Hundreds of thousands of Egyptians jam Tahrir Square to bring down the regime of President Hosni Mubarak, early 2011 (Getty Images via The Guardian)

The armed revolution aside, we saw precisely this triumph of power over force in Egypt and Tunisia. Masses of people cowed and then overthrew their dictatorships. In Tunisia, the revolution moved too quickly for the regime to react, but in Egypt the important factor was the neutrality of the Army. The people could face down the relatively lightly armed police and internal security forces. Confronted with a million people in Tahrir Square in Cairo (and hundreds of thousands gathered in other cities), the security forces — used to dealing with individuals or dozens of people at most — no longer could assert authority in any meaningful way.  It was only a matter of time before the regime would collapse.

This was in large strokes a replay of actions that took place in Central Europe during the Velvet Revolution.  Poland lived for 10 years under martial law — the rule of armor in the streets — but even this was no match for the growing power of the Polish people. Once the rest of the enslaved states of Central Europe were unable or unwilling to roll down their people as they began to march en masse — and the Center in Moscow importantly renounced the Brezhnev Doctrine of intervention as it had in Czechoslovakia and Hungary to put down popular rebellion — the state revealed itself to be made of matchwood. The power of the powerless was let loose on the world.

So power and force are not the same thing. I should emphasize that force can trump power, as we have seen in Iran and elsewhere. And power can dissipate, as we saw in Ukraine. But this does not alter the fundamental difference between them.  Power is a moral concept and that is why it is inherent to politics. As a moral concept, power resides exclusively in the mind of men and women. Power is infinitely scalable, as we saw mobilizing by the millions across middle Europe and the Mahgreb.

Hannah Arendt wrote very clearly in On Violence that violence and power were not one and the same but opposites.  She also wrote that war (that is, applied force) was not the result of some primal human urge toward self-destruction but, finally, the ultimate means to resolve dispute. To illuminate her insight more, I would argue that force and power are not opposites but opposing means to the same end: to change political behavior.

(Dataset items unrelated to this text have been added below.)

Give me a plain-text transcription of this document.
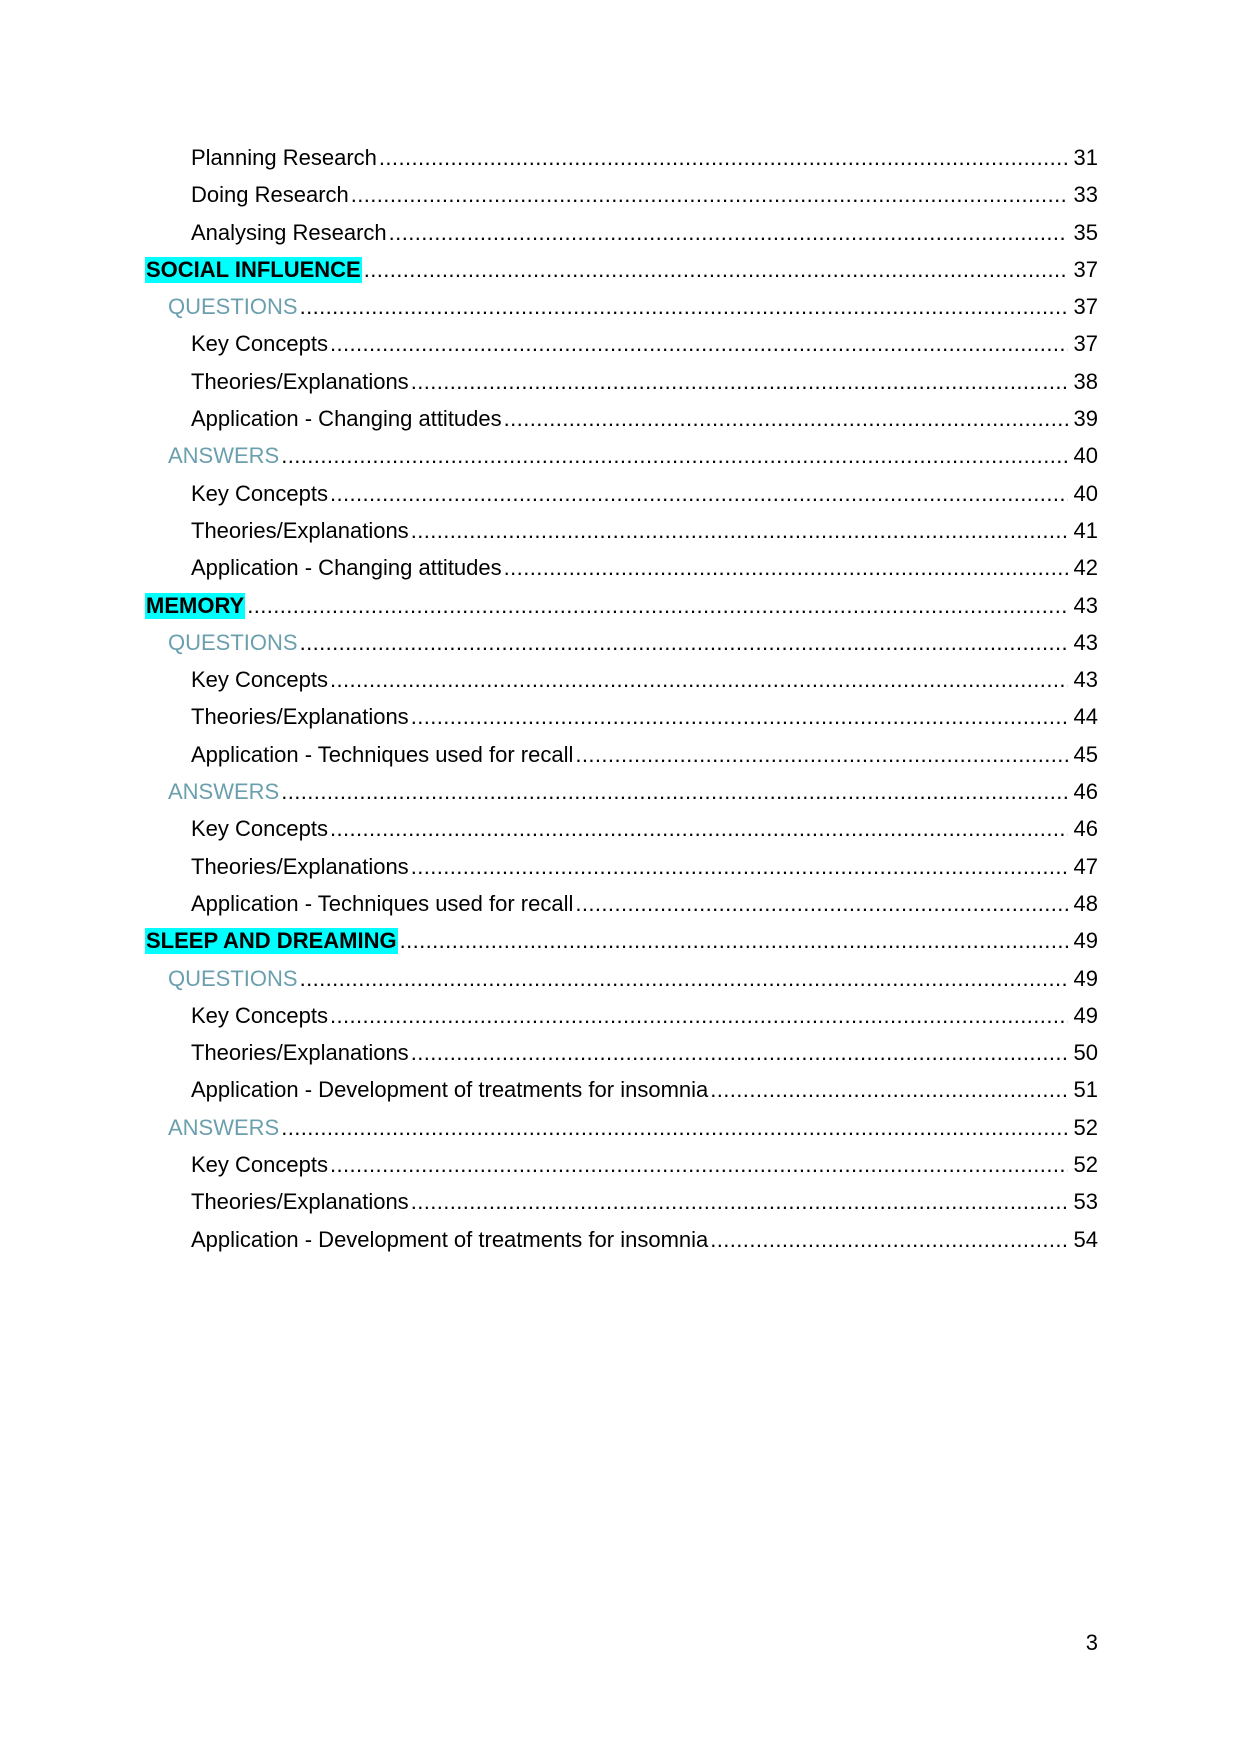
Planning Research .....	31
Doing Research .....	33
Analysing Research .....	35
SOCIAL INFLUENCE .....	37
QUESTIONS .....	37
Key Concepts .....	37
Theories/Explanations .....	38
Application - Changing attitudes .....	39
ANSWERS .....	40
Key Concepts .....	40
Theories/Explanations .....	41
Application - Changing attitudes .....	42
MEMORY .....	43
QUESTIONS .....	43
Key Concepts .....	43
Theories/Explanations .....	44
Application - Techniques used for recall .....	45
ANSWERS .....	46
Key Concepts .....	46
Theories/Explanations .....	47
Application - Techniques used for recall .....	48
SLEEP AND DREAMING .....	49
QUESTIONS .....	49
Key Concepts .....	49
Theories/Explanations .....	50
Application - Development of treatments for insomnia .....	51
ANSWERS .....	52
Key Concepts .....	52
Theories/Explanations .....	53
Application - Development of treatments for insomnia .....	54
3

Force is mobilized by a state (or quasi-state); power requires mobilization by something other than the state for legitimacy (although in many societies state structures are regularly put to work creating those non-state mobilizations). Force is legitimate when it is wielded by the accepted state (or quasi-state) authority; power is legitimate when it is given freely and without coercion.

The Syrian regime has learned well from the examples of both its neighbors and from history.  As seen in Homs and Hama, force can trump power. Murder dismembers the political opposition.  Guns and Tanks terrorize the ordinary and the innocent. But I also know that this is only a temporary terror. Whether the horror in Syria continues is a prediction someone better informed can make. Real power ultimately prevails because it is found in the minds and morals of millions of men and women.  The leaders in Damascus, Moscow, and Minsk, and in Pyongyang, Tehran, Beijing, and Havana must know this.